Arthur De Los Santos
MIT MGAIC | MIT Generative AI Impact Research and Innovation Scholar
Physical AI: Robust Vision-Language Navigation
2025–2026
Electrical Engineering and Computer Science
- Generative AI
- AI and Machine Learning
- Robotics
Rus, Daniela L.
Vision-Language Navigation links natural language and robotic navigation, enabling agents to follow instructions in complex environments. Existing frameworks like MiniNav achieve this efficiently by fusing frozen vision-language features with lightweight policy heads, but use static plans that fail to adapt to scene changes or ambiguous intent. We propose a minimalist VLN system for real-world deployment that integrates real-time formal reasoning modules to validate plan step feasibility and goal-adherence, and interactive feedback mechanisms to request clarifications or suggest alternatives when confidence is low. This preserves computational efficiency while enabling adaptive, cooperative disambiguation in dynamic settings—paving the way for scalable, trustworthy human-robot interaction.

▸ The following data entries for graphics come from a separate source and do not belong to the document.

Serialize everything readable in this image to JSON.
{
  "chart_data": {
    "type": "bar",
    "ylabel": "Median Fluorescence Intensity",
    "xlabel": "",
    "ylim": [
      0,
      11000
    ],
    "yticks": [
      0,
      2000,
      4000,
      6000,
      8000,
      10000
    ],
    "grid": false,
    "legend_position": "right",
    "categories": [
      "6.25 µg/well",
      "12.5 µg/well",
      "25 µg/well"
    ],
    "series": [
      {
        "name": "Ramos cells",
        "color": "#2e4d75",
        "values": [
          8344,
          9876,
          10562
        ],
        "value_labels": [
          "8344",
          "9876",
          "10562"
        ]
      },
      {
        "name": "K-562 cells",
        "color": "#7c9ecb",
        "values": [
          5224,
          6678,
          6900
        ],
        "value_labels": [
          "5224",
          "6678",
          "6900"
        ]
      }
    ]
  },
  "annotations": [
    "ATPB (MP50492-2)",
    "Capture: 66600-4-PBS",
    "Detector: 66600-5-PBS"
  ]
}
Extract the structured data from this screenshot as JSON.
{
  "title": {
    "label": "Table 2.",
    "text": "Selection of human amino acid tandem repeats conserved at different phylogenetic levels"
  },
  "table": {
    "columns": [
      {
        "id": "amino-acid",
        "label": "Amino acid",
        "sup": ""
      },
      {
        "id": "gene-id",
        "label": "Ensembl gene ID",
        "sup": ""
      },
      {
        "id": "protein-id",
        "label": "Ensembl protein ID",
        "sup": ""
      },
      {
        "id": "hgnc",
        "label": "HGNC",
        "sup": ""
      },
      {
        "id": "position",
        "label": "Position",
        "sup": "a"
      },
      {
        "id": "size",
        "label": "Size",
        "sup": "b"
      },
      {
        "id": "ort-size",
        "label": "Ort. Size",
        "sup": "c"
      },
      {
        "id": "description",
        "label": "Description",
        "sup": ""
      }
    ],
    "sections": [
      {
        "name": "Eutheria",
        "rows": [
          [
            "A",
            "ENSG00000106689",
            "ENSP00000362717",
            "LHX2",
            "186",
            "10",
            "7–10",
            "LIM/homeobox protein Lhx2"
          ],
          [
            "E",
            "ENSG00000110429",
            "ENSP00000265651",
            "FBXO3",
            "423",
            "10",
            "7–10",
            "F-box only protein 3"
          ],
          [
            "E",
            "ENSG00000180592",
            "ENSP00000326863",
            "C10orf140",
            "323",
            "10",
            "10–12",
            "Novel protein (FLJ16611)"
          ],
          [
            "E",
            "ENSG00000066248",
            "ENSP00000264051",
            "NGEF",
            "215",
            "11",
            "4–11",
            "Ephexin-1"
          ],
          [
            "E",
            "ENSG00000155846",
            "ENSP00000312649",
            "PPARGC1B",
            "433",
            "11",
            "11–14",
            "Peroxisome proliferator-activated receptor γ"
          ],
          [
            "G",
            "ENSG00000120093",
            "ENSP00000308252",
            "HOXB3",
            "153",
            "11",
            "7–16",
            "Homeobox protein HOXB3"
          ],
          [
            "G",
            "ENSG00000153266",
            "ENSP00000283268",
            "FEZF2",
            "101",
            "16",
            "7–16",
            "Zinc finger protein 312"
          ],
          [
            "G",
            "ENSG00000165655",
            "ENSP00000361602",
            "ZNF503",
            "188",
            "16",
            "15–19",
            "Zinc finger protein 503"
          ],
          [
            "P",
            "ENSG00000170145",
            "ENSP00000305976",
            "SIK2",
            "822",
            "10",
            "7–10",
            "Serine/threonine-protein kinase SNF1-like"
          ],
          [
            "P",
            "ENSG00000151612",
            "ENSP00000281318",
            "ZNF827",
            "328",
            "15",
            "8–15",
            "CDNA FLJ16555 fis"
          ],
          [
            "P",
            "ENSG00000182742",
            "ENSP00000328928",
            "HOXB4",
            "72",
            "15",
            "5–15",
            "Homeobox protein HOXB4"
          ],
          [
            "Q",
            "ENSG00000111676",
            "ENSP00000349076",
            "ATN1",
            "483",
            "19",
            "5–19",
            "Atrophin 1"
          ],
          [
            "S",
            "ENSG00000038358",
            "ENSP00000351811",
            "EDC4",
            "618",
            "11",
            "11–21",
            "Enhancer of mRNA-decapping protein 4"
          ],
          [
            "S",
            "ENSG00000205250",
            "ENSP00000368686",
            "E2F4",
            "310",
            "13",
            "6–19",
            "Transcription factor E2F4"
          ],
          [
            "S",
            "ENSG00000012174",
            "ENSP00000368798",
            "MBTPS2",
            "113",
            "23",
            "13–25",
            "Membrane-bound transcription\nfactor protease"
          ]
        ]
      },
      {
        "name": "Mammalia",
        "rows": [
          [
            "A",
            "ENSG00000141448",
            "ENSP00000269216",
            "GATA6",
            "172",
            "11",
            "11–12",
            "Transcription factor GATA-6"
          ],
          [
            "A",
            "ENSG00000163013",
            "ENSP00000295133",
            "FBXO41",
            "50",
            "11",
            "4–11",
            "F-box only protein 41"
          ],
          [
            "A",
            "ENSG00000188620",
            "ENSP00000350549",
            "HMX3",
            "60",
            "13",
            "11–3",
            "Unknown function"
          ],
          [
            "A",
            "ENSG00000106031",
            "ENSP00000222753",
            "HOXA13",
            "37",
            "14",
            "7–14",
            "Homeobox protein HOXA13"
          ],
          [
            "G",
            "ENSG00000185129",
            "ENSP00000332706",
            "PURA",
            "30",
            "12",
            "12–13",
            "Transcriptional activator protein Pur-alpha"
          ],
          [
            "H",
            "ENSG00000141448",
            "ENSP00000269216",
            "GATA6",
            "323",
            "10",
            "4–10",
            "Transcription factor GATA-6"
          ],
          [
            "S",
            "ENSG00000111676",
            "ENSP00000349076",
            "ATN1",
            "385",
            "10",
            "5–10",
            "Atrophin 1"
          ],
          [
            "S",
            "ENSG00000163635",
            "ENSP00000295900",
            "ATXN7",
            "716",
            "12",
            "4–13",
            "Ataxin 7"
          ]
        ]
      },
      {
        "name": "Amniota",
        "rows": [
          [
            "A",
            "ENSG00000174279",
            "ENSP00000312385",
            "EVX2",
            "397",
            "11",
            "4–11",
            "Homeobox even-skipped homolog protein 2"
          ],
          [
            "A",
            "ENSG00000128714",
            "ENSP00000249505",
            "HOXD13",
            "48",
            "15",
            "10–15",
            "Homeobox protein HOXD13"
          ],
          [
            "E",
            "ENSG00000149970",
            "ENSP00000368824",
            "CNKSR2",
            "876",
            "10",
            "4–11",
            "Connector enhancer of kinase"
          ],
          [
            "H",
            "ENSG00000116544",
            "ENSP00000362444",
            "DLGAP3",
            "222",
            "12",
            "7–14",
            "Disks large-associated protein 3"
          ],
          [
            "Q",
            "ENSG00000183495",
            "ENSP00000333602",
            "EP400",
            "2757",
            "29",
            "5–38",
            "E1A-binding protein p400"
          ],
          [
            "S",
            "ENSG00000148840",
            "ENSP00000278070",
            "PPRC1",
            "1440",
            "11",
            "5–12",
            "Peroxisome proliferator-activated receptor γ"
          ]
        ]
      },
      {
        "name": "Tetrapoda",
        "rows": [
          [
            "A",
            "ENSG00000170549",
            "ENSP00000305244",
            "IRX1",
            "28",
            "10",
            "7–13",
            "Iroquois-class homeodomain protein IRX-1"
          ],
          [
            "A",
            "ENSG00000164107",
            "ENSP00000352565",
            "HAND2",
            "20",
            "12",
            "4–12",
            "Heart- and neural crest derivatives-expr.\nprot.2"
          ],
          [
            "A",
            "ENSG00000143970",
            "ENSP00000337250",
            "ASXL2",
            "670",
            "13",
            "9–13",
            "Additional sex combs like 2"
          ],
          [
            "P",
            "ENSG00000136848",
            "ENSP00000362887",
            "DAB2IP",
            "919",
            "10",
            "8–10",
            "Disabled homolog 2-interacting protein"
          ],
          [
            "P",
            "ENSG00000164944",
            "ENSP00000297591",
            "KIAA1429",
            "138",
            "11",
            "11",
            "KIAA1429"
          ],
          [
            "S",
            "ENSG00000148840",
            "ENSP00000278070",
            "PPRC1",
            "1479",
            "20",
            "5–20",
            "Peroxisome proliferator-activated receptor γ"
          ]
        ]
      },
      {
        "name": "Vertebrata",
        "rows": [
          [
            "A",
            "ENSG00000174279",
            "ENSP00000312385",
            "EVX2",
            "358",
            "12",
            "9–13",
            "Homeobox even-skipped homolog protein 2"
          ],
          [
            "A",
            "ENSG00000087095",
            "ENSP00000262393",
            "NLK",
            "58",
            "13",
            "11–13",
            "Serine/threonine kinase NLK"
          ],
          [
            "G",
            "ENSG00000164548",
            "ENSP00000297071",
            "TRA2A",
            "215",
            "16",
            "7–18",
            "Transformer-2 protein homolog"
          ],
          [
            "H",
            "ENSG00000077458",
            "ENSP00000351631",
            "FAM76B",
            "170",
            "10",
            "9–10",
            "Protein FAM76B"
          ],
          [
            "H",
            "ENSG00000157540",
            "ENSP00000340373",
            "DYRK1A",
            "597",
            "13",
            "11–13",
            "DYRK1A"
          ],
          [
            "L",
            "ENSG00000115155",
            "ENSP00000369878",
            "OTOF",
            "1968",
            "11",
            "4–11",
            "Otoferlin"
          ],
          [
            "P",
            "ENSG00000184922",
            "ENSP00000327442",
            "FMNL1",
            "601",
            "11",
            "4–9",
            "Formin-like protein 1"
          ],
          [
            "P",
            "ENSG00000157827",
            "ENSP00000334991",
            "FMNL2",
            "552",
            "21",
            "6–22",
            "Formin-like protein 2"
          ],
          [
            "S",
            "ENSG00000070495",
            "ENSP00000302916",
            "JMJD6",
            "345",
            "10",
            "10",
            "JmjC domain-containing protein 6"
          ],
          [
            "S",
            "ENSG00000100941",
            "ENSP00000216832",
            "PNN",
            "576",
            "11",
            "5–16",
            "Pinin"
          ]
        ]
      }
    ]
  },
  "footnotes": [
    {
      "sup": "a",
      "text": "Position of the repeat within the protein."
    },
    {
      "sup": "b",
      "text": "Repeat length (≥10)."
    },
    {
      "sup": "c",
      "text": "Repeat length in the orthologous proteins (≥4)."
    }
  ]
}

I chose to participate in a SuperUROP to enhance my problem-solving skills and apply them to cutting-edge research in my field. My two prior ML-based UROPs and my work at Telexistence this past summer (perception for autonomous warehouse robots) have prepared me for this research. I aim to deepen my knowledge of physical AI and the full research cycle, and I am most excited to see our work realized in a physical system.